This edition of the Reader Mailbag is focused on airline baggage allowances for travelers with disabilities.
About once a week, I’ll dip into the mailbag to answer questions about accessible travel from readers just like you. If you have a question you’d like answered, send an e-mail to email@example.com.
Today’s question was submitted by Colin from London, England. He asked:
I’m rapidly approaching my 70th birthday and I’m a carer for my wife who has Ataxia and uses a manual wheelchair. This means that when we travel I can only manage one suitcase on wheels which I move with one hand and I manoeuvre the wheelchair with the other.
In my recent experience with TAP Portuguese Airlines the suitcase allowance was 23kg for each [passenger] i.e. a total of 46kg – but our one suitcase weighed in at 30kg.
Now everywhere we have travelled we always end up with an overweight suitcase and the check in clerk always sees and understands the situation, marks the bag as ‘Heavy’ and waves us through. This happened at the TAP desk at London Heathrow on our way out to Portugal, but not on the way back.
On checking in at Lisbon airport we were told either to reduce the weight in our suitcase or pay Excess Baggage of 45 Euros. Despite my protestations we had to pay. Do airlines have a policy on this or is TAP’s uncompromising attitude typical?
No airline policy is set in stone and staff are always given some degree in leeway in enforcing rules. This is true with baggage allowances and fees, even on low-cost-pay-for-everything carriers like Norwegian Air and Spirit Airlines.
Airlines don’t include lessons in human compassion in their employee training and it seems you encountered a TAP check-in agent who was lacking in that department.
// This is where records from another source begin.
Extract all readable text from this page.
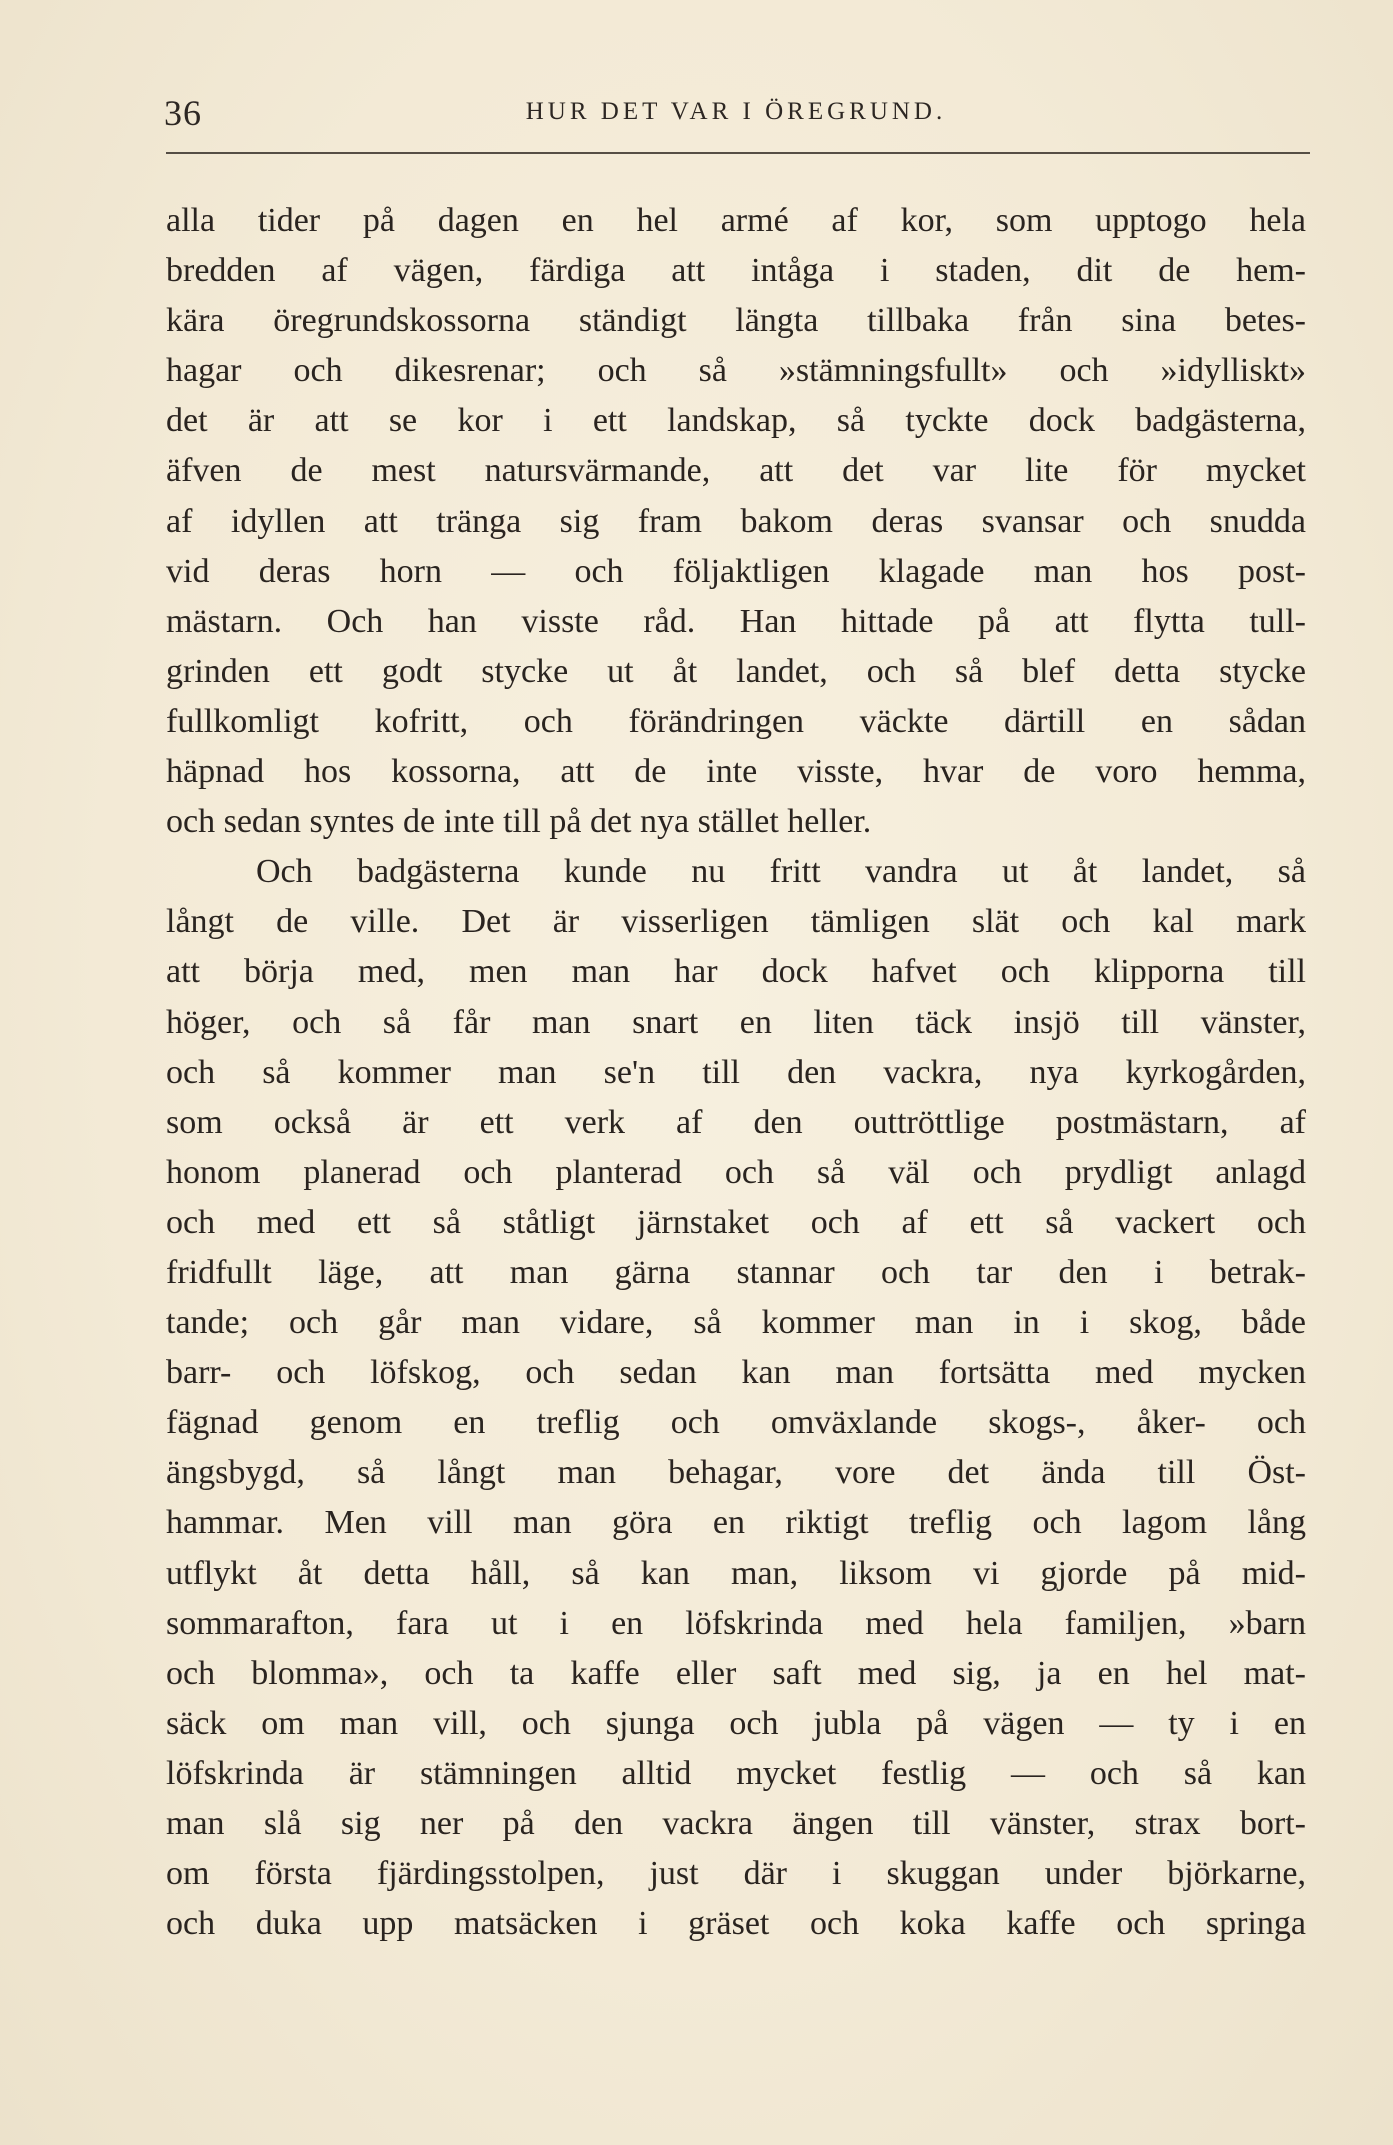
36	HUR DET VAR I ÖREGRUND.
alla tider på dagen en hel armé af kor, som upptogo hela
bredden af vägen, färdiga att intåga i staden, dit de hem-
kära öregrundskossorna ständigt längta tillbaka från sina betes-
hagar och dikesrenar; och så »stämningsfullt» och »idylliskt»
det är att se kor i ett landskap, så tyckte dock badgästerna,
äfven de mest natursvärmande, att det var lite för mycket
af idyllen att tränga sig fram bakom deras svansar och snudda
vid deras horn — och följaktligen klagade man hos post-
mästarn. Och han visste råd. Han hittade på att flytta tull-
grinden ett godt stycke ut åt landet, och så blef detta stycke
fullkomligt kofritt, och förändringen väckte därtill en sådan
häpnad hos kossorna, att de inte visste, hvar de voro hemma,
och sedan syntes de inte till på det nya stället heller.
Och badgästerna kunde nu fritt vandra ut åt landet, så
långt de ville. Det är visserligen tämligen slät och kal mark
att börja med, men man har dock hafvet och klipporna till
höger, och så får man snart en liten täck insjö till vänster,
och så kommer man se'n till den vackra, nya kyrkogården,
som också är ett verk af den outtröttlige postmästarn, af
honom planerad och planterad och så väl och prydligt anlagd
och med ett så ståtligt järnstaket och af ett så vackert och
fridfullt läge, att man gärna stannar och tar den i betrak-
tande; och går man vidare, så kommer man in i skog, både
barr- och löfskog, och sedan kan man fortsätta med mycken
fägnad genom en treflig och omväxlande skogs-, åker- och
ängsbygd, så långt man behagar, vore det ända till Öst-
hammar. Men vill man göra en riktigt treflig och lagom lång
utflykt åt detta håll, så kan man, liksom vi gjorde på mid-
sommarafton, fara ut i en löfskrinda med hela familjen, »barn
och blomma», och ta kaffe eller saft med sig, ja en hel mat-
säck om man vill, och sjunga och jubla på vägen — ty i en
löfskrinda är stämningen alltid mycket festlig — och så kan
man slå sig ner på den vackra ängen till vänster, strax bort-
om första fjärdingsstolpen, just där i skuggan under björkarne,
och duka upp matsäcken i gräset och koka kaffe och springa
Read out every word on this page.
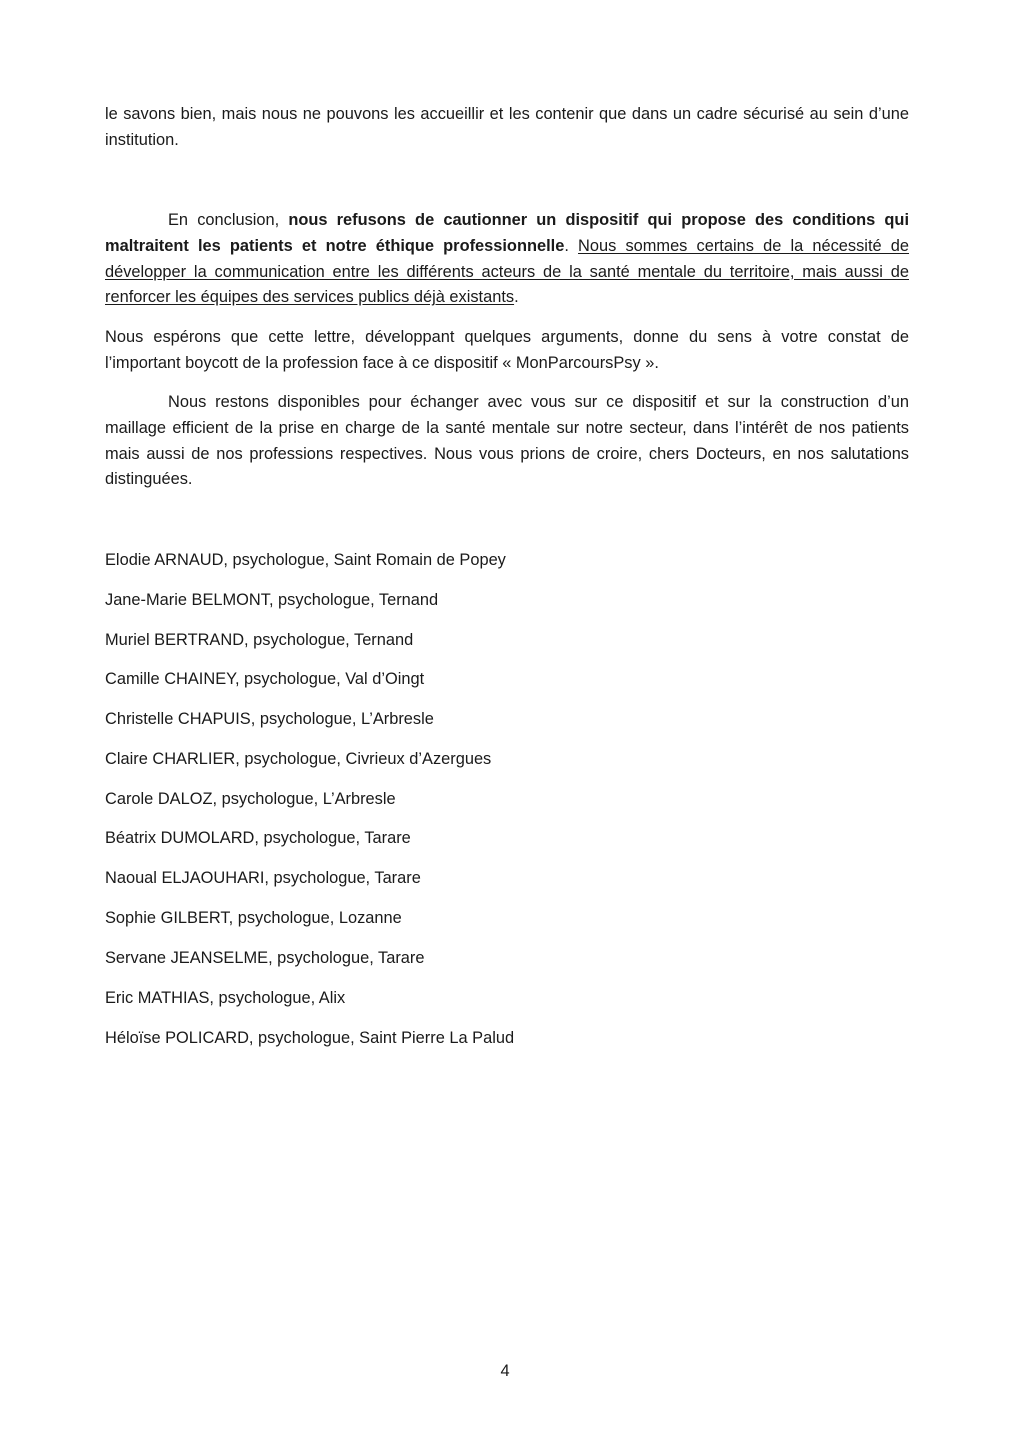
le savons bien, mais nous ne pouvons les accueillir et les contenir que dans un cadre sécurisé au sein d’une institution.

En conclusion, nous refusons de cautionner un dispositif qui propose des conditions qui maltraitent les patients et notre éthique professionnelle. Nous sommes certains de la nécessité de développer la communication entre les différents acteurs de la santé mentale du territoire, mais aussi de renforcer les équipes des services publics déjà existants.

Nous espérons que cette lettre, développant quelques arguments, donne du sens à votre constat de l’important boycott de la profession face à ce dispositif « MonParcoursPsy ».

Nous restons disponibles pour échanger avec vous sur ce dispositif et sur la construction d’un maillage efficient de la prise en charge de la santé mentale sur notre secteur, dans l’intérêt de nos patients mais aussi de nos professions respectives. Nous vous prions de croire, chers Docteurs, en nos salutations distinguées.

Elodie ARNAUD, psychologue, Saint Romain de Popey

Jane-Marie BELMONT, psychologue, Ternand

Muriel BERTRAND, psychologue, Ternand

Camille CHAINEY, psychologue, Val d’Oingt

Christelle CHAPUIS, psychologue, L’Arbresle

Claire CHARLIER, psychologue, Civrieux d’Azergues

Carole DALOZ, psychologue, L’Arbresle

Béatrix DUMOLARD, psychologue, Tarare

Naoual ELJAOUHARI, psychologue, Tarare

Sophie GILBERT, psychologue, Lozanne

Servane JEANSELME, psychologue, Tarare

Eric MATHIAS, psychologue, Alix

Héloïse POLICARD, psychologue, Saint Pierre La Palud

4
Baggage allowances are generally not additive, because there is additional risk involved for airlines transporting larger and heavier bags. That’s why travelers must use their best judgment in packing and, when exceeding the maximum weight, they should make sure the overage is as small as possible.
More often than not, when calmly explaining your situation, airline staff will waive the charges and accept your luggage. In situations like the one you experienced in Lisbon, there is unfortunately no disabled passenger right or airline policy to fall back on, and you’ll have to pay.
In planning for your future travels, there are a few potential solutions worth considering.
First, have you considered packing a second (collapsible) bag inside your suitcase? If necessary, you could pull it out at the check-in counter and transfer some of your belongings into it. You’ll then check two bags under the weight limit, then re-pack into a single bag upon arrival to your destination. Here’s a highly-rated folding duffle bag from Amazon.
Second, there are some wheeled suitcases that are now made with straps for attaching a second, third or even fourth bag. Alternatively, you can buy a strapping kit (Amazon product link) to do this with bags you already have. It will make rolling an extra bag along with your wife’s wheelchair much simpler.
Regarding the €45 you paid in Lisbon, it can’t hurt to contact TAP’s customer relations department to ask for a refund. Hopefully someone in that department has a bit of compassion.